Last week, Governor Brown signed SB1241. This law adds section 925 to the California Labor Code. The heart of this new statute is section 925(a), which provides, "An employer shall not require an employee who primarily resides and works in California, as a condition of employment, to agree to a provision that would do either of the following: (1) Require the employee to adjudicate outside of California a claim arising in California; (2) Deprive the employee of the substantive protection of California law with respect to a claim arising in California."
Any employment-related contract entered, modified, or extended on or after January 1, 2017 that runs afoul of these strictures is voidable at the election of the employee, in which case any matter under dispute must be adjudicated (either via litigation or arbitration) in California.
The statute includes a surprising twist: its protections will not extend to "an employee who is in fact individually represented by legal counsel in negotiating the terms of an agreement to designate either the venue or forum in which a controversy arising from the employment contract may be adjudicated or the choice of law to be applied."

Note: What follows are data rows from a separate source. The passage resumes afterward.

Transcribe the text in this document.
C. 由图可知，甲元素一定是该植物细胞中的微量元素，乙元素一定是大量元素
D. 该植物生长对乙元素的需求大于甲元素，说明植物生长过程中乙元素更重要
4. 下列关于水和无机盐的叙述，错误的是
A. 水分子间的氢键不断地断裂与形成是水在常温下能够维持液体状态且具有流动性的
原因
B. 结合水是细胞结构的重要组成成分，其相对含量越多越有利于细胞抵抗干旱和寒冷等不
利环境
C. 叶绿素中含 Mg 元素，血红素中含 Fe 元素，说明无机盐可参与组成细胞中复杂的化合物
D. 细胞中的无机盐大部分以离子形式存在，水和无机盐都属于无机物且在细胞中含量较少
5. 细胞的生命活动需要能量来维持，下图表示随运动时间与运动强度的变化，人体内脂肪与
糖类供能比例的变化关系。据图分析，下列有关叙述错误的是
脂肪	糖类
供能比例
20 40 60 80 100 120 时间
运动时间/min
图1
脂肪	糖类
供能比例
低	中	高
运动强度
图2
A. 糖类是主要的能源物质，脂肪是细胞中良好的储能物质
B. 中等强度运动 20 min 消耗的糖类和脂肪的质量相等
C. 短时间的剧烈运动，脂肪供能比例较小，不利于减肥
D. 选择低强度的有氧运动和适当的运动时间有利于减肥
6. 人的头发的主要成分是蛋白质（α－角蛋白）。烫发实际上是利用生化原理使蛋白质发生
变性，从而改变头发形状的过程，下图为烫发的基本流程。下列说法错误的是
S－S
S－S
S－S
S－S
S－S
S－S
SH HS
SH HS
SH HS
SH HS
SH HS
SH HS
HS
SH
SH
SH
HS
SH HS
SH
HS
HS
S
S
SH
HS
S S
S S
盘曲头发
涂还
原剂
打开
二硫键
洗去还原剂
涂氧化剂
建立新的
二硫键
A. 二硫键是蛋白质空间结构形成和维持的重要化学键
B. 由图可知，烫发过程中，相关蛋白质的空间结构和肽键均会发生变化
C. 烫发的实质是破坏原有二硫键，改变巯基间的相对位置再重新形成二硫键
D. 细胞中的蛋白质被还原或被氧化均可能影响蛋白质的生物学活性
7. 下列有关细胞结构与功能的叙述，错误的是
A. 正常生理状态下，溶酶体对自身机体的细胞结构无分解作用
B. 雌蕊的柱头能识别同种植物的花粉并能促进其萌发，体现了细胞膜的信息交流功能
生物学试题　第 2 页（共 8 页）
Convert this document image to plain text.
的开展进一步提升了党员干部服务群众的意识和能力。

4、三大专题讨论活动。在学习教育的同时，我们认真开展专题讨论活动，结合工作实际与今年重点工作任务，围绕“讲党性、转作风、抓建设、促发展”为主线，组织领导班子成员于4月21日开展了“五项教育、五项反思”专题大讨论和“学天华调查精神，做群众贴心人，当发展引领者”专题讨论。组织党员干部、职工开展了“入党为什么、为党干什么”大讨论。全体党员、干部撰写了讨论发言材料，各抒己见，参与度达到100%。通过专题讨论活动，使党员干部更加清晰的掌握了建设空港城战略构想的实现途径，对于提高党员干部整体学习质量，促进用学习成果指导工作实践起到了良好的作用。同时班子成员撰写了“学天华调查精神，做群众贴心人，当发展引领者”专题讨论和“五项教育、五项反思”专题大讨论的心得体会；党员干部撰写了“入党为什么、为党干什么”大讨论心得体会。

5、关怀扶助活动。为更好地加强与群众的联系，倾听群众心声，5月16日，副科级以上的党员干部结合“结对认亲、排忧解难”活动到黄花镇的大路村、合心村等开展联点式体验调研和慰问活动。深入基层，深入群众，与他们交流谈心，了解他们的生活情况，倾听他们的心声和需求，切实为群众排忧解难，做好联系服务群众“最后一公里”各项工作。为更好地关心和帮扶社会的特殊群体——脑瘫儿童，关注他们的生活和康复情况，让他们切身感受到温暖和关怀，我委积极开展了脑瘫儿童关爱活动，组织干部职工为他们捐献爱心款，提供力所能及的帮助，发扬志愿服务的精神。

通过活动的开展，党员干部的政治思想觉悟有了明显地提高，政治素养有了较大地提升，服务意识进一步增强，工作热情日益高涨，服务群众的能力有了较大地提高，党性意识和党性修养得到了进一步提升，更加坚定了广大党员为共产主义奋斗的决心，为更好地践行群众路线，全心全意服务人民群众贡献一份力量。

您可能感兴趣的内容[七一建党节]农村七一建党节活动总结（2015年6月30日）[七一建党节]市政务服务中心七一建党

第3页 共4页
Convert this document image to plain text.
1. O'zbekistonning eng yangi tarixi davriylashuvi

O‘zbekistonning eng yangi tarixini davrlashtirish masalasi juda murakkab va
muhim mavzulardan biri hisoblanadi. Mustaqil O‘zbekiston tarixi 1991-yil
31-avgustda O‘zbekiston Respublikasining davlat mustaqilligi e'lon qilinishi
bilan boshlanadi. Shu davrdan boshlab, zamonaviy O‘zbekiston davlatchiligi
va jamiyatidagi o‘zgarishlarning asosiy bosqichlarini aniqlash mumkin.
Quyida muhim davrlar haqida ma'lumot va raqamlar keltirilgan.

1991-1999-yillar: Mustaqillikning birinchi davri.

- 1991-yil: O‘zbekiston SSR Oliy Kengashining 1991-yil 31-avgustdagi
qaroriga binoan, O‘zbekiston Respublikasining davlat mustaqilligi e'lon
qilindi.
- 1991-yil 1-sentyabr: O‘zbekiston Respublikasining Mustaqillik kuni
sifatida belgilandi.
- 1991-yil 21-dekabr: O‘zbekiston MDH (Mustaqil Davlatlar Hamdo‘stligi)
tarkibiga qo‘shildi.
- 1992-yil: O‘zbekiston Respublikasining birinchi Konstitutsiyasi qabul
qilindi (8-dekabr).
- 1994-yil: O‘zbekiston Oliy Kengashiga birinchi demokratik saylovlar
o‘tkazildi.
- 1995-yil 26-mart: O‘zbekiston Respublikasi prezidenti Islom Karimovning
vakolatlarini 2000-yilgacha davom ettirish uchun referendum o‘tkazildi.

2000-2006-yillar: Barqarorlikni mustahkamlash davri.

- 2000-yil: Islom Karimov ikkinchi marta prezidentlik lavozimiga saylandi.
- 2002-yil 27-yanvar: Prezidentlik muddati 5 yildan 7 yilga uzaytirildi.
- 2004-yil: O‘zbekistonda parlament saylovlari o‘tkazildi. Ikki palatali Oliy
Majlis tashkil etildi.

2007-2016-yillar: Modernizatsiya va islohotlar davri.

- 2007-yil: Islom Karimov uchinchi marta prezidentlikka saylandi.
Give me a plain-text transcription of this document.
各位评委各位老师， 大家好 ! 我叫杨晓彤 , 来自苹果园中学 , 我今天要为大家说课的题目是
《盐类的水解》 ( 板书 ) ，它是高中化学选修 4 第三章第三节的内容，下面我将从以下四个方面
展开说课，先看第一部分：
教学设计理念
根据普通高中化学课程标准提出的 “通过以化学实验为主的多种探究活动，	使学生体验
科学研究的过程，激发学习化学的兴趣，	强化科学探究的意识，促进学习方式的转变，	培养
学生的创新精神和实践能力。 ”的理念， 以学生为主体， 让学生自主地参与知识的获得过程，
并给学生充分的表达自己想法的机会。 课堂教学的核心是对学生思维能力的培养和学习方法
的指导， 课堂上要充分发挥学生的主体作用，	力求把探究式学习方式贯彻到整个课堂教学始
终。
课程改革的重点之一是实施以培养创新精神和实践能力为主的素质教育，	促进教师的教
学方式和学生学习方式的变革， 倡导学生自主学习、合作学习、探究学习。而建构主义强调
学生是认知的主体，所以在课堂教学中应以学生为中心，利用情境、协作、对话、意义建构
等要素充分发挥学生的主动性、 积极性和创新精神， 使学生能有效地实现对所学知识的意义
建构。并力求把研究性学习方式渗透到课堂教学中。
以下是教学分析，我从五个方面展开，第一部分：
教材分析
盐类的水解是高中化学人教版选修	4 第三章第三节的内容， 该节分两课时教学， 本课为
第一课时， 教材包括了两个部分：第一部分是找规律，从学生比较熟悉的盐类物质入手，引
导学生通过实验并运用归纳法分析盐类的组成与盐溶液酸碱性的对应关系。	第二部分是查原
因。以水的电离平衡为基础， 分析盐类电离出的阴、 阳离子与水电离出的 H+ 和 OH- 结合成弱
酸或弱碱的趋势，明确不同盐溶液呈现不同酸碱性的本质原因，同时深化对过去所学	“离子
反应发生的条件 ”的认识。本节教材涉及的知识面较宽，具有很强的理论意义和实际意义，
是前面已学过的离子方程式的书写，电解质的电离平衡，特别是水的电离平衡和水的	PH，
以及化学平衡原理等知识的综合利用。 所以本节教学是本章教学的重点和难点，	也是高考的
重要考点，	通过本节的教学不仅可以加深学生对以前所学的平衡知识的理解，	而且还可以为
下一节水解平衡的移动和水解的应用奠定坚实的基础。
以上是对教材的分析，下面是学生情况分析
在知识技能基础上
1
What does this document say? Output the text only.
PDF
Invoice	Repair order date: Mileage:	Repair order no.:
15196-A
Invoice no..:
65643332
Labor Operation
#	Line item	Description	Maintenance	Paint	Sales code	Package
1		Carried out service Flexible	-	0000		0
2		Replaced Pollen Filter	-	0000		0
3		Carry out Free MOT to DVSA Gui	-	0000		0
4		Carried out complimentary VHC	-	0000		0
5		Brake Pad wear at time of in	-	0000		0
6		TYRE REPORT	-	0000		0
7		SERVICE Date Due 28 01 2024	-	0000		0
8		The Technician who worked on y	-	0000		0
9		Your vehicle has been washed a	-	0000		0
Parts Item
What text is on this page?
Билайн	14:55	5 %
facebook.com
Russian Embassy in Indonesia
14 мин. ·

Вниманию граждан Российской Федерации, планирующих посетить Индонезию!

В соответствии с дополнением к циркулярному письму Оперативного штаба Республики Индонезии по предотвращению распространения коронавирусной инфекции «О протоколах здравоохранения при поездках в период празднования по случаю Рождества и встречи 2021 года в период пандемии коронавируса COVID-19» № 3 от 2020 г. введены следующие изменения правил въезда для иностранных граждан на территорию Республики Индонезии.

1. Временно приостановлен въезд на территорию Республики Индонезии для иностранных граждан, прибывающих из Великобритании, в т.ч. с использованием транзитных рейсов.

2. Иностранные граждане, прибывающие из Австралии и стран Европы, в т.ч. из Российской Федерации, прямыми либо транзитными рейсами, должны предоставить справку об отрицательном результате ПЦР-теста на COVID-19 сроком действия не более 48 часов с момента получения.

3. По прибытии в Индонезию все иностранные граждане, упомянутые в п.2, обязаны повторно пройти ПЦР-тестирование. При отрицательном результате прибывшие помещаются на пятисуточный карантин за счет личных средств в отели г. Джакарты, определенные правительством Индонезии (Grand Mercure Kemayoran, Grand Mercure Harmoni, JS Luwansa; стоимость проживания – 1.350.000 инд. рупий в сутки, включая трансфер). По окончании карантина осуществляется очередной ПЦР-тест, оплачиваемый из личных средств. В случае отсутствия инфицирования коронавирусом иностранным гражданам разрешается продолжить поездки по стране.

Regrettably, this provision's impact on the attorney-client relationship was apparently not considered. A resident might be better off not being represented at all, especially if the out-of-state employer is large and inflexible on choice of law/forum clauses. And, there's a non-trivial risk that simply advising a client on the terms of the agreement – or merely giving the client the thumbs-up for signature – would render the client a represented employee, and therefore ineligible for the protection of the statute.